Fifty-six years ago this week the three brave men undertook up to then was the most spectacular and hazardous journey ever undertaken: Apollo 8, the first trip from the Earth to the Moon. That took a lot of planning and guts, and think about it: This is a trip that we haven’t been able to replicate since 1972, and Apollo 8 was first.
And on Christmas Eve 1968, broadcasting live the first views of Earth and the Moon, Frank Borman, Jim Lovell and Bill Anders delivered a Christmas Eve message for the ages. It’s in my opinion one of the most powerful few minutes of live TV ever, then and now.
You see, 1968 was one of the toughest years we faced as a country, violent and tragic and full of war at home and abroad, and a Cold War and nuclear threat over us all. Martin Luther King Jr. and Bobby Kennedy were taken in 1968 long before their time and those losses still reverberate today.

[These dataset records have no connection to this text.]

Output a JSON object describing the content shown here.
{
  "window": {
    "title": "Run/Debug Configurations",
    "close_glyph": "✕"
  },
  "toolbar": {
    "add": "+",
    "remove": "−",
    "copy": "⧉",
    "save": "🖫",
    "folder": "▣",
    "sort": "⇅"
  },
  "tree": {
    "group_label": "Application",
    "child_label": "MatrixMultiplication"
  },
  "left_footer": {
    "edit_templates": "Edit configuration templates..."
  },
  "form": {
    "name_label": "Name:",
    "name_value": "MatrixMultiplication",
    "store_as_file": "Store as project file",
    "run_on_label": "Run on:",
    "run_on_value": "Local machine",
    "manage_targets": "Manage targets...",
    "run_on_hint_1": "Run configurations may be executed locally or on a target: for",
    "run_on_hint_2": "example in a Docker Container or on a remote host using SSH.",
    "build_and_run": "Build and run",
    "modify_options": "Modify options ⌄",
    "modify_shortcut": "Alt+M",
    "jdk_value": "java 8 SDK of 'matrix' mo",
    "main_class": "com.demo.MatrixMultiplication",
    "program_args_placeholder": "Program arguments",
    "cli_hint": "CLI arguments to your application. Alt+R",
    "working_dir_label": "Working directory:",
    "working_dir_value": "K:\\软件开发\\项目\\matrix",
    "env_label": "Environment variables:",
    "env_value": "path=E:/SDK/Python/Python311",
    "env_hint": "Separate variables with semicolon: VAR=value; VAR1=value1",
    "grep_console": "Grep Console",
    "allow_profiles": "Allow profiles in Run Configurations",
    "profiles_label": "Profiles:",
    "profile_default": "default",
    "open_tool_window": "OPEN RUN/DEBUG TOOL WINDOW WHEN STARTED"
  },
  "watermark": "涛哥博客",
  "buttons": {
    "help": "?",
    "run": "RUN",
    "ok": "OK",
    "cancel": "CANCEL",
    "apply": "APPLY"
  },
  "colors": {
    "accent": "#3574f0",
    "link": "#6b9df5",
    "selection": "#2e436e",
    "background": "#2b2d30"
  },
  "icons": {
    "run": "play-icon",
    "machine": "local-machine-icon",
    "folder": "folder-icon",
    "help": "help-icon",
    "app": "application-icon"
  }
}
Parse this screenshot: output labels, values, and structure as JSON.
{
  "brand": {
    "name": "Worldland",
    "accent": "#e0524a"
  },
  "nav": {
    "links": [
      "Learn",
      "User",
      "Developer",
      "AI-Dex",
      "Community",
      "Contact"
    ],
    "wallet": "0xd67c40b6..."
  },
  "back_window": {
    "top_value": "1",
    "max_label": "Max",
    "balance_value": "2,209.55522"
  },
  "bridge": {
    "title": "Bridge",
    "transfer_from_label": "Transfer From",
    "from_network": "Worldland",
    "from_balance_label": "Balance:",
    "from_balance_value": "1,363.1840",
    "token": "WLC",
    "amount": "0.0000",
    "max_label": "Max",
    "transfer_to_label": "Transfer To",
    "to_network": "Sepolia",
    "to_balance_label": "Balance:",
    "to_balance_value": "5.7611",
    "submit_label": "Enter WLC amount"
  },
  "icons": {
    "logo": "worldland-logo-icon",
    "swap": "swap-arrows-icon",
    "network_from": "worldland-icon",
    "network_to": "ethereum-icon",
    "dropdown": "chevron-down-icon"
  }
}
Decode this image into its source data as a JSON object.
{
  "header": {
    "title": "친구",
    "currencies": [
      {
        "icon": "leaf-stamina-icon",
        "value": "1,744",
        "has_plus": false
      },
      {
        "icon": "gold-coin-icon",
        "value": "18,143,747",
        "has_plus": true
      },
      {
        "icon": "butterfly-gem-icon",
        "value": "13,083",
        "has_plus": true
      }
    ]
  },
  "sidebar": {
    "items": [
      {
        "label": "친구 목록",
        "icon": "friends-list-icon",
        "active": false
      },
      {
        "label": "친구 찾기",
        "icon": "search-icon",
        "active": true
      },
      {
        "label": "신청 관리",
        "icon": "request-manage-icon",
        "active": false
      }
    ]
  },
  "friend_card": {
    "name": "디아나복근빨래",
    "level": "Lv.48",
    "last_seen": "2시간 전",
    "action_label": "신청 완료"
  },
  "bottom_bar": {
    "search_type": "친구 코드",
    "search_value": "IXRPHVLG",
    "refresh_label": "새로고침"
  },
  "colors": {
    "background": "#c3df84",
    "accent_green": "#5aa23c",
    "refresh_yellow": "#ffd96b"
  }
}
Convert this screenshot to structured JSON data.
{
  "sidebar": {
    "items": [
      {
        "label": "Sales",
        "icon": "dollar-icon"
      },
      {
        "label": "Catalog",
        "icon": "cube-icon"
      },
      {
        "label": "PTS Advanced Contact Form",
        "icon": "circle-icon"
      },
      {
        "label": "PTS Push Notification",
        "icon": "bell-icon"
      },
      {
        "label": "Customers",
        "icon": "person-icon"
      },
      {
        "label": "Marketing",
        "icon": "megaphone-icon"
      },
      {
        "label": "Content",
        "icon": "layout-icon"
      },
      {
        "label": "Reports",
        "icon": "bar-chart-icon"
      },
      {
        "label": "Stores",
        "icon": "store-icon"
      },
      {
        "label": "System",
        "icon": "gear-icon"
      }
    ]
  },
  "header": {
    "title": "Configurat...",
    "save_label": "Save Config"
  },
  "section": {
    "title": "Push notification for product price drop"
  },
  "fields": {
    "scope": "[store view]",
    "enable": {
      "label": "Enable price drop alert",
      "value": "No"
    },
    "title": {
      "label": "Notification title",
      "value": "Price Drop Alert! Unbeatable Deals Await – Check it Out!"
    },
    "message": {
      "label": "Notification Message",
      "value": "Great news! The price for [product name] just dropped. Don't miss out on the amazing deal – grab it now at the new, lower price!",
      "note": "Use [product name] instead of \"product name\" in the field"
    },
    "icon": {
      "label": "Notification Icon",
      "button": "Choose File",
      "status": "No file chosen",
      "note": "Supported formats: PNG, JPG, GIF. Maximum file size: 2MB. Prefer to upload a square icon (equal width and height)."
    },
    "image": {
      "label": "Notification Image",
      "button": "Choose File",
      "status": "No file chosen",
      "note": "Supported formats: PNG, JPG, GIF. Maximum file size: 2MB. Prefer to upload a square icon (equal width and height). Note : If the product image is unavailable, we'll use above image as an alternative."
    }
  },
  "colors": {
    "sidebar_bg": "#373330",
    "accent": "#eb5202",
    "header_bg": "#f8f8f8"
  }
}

But Apollo 8’s voyage ended the year with a triumph that showed spirit, grace and peace. In the words of one ordinary citizen to the crew of Apollo 8: “You saved 1968.”
I was only a little over a year old in 1968 but I had a CBS News record when I was a kid of that pivotal year and I was mesmerized by the drama and this message. I have listened to it on Christmas Eve every year since the late ‘70s.
I know it by heart, but even now, Frank Borman’s ending words in those times still catches me.
“God bless all of you, all of you on the good Earth.”